Orateur
Description
Following in the footsteps of the LHC, the Future Circular Collider (FCC) will be the next multi-generational international collider project. In the first stage, FCC-ee will collide intense beams of electrons and positrons at centre of mass energies between 88 and 365 GeV, making it an electroweak, flavour, Higgs and top factory. The unprecedented statistical precision requires FCC-ee experiments to limit their systematic uncertainties to the very minimum.
The precise reconstruction of the interaction vertices is core to most measurements at FCC-ee such as, for example, rare flavour physics processes and the measurement of Higgs and $Z$ decays to bottom and charm quarks and taus.
This contribution will discuss the requirements of FCC-ee vertex detectors, covering the necessary impact parameter resolution, needed rate capability given beam-induced backgrounds, and radiation tolerance, while keeping the material budget below $\approx 0.3\%\ x/X_0$ per detection layer.
These detector requirements translate into requirements on the sensors used for the vertex detector. As discussed in this contribution, they need to feature $\leq 3 \mu\text{m}$ spatial resolution and provide timing information of $\mathcal{O}(\mu\text{s} \text{-} \text{ns})$ while keeping power consumption minimal to allow for air-cooling of the detector – minimising the detector material budget.

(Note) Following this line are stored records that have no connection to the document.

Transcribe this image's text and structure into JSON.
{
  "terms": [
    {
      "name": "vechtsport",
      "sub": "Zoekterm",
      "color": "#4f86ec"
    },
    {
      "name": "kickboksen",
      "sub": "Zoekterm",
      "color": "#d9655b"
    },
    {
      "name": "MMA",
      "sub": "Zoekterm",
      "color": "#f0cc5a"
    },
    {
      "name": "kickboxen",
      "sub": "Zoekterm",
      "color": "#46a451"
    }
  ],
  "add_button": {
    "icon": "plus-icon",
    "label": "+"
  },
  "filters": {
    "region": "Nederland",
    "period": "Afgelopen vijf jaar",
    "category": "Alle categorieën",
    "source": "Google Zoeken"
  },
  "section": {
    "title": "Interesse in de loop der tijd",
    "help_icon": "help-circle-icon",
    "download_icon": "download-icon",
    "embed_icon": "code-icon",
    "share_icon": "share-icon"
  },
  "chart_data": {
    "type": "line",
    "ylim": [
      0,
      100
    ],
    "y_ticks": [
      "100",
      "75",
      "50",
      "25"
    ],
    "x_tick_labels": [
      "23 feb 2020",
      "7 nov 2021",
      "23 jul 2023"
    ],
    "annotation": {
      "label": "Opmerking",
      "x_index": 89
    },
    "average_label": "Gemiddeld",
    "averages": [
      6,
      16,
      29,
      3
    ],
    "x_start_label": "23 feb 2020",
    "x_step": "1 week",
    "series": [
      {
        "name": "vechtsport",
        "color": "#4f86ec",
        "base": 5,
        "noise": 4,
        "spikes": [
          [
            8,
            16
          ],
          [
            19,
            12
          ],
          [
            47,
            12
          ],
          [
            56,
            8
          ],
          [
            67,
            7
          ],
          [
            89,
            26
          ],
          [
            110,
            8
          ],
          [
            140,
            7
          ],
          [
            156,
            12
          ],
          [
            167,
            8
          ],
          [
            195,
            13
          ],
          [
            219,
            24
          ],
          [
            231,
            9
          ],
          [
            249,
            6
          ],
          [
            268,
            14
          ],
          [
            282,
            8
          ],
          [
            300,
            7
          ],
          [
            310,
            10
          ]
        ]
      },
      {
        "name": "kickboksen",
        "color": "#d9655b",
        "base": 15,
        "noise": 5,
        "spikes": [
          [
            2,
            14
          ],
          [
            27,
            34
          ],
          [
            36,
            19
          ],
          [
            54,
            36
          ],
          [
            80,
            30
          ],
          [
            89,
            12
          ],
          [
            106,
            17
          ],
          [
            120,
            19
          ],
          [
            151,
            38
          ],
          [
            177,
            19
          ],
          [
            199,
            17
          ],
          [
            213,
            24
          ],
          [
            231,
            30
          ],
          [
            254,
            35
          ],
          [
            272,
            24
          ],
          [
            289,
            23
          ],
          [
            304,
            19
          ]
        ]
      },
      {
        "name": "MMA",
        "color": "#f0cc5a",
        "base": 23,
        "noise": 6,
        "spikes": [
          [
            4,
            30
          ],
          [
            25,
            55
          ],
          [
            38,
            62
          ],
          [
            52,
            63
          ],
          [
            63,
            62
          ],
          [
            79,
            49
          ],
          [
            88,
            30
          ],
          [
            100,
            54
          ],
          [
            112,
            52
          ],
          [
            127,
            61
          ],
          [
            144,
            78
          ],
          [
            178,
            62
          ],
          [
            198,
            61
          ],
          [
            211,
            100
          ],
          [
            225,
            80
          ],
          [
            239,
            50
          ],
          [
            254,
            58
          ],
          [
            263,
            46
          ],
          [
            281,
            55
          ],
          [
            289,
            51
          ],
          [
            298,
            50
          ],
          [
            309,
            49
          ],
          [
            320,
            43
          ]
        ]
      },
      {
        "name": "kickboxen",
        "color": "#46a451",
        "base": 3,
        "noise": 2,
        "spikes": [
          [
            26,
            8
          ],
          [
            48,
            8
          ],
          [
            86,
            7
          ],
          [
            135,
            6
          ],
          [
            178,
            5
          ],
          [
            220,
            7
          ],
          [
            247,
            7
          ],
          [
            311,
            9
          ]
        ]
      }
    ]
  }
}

The only type of sensor capable of aiming to fulfil such requirements are CMOS Monolithic Active Pixel Sensors (MAPS), which combine signal generation, amplification and readout into a single silicon die. Therefore, the rest of this contribution will present an overview of existing and planned MAPS technologies and prototypes towards fulfilling the stringent FCC-ee vertex detector requirements.
Lastly, a short outlook towards novel FCC-ee vertex detector designs will be given.